しかし捜査は続けなければならぬ。間借り人のいなくなった部屋をいつまでも放置しておくわけにはいかない。被害者には身内がいないのであるから、ここの荷物は、身元保証人になっている勤務先の上司の責任において、整理されるであろう。整理されてしまえば二度とこの状況を再現する訳にいかなくなる。是が非でも、今回の事件と結びつくものを確保しておく必要があった。
井上刑事は、犯人が近くにいると思いつつも、万が一捜査が長引いた場合のことも考えて、被害者の所持品を綿密に検査しておくほうがよいと思った。
一方では鑑識課員が指紋をとったのち、個々のものにあたって、何らかの形で被害者の過去を再現する資料を集めようとしていた。とくに井上刑事の説得によって、鑑識課員はより丁寧に仕事をした。

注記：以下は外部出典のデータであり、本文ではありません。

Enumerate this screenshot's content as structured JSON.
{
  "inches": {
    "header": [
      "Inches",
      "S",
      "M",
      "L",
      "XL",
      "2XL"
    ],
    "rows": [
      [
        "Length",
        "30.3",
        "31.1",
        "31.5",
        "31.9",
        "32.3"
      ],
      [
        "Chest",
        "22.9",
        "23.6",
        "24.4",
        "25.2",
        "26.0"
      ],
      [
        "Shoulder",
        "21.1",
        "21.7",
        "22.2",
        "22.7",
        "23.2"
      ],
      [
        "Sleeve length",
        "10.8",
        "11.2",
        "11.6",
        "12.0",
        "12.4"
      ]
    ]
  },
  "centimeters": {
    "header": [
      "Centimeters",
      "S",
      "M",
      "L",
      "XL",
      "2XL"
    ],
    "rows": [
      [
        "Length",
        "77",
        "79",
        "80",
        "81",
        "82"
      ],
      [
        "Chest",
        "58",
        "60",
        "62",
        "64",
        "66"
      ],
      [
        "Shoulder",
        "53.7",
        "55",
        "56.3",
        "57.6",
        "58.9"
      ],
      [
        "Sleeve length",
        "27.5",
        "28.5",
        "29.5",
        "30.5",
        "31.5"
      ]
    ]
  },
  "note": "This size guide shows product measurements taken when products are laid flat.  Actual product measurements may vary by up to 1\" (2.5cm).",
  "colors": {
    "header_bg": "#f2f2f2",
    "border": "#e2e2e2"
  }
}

係り官は一つひとつノートに記していき、参考になりそうなものや、注意すべきものがあったら、井上刑事に尋ねる。そして井上の指示があれば、重要物件として保管することにしていた。
この日の被害者宅の捜査で、新たに投げ込まれた新聞チラシと「殺してやるという言葉まで含まれた電話を録音したテープ以外にはめぼしいものはなかった。被害者の日記,アルバム身の回り品等はまとめて、段ボール箱に詰められて備前暑のほうに移された。
……すべての手掛りには当たってみた。
初動捜査は一段落ついたと言ってよい。しかし、結局犯人らしき者は杳としてわからない。いつまでもこの事件だけに人員をさくことは難しく、いずれ一人減り、二人と減っていくのは目に見えている。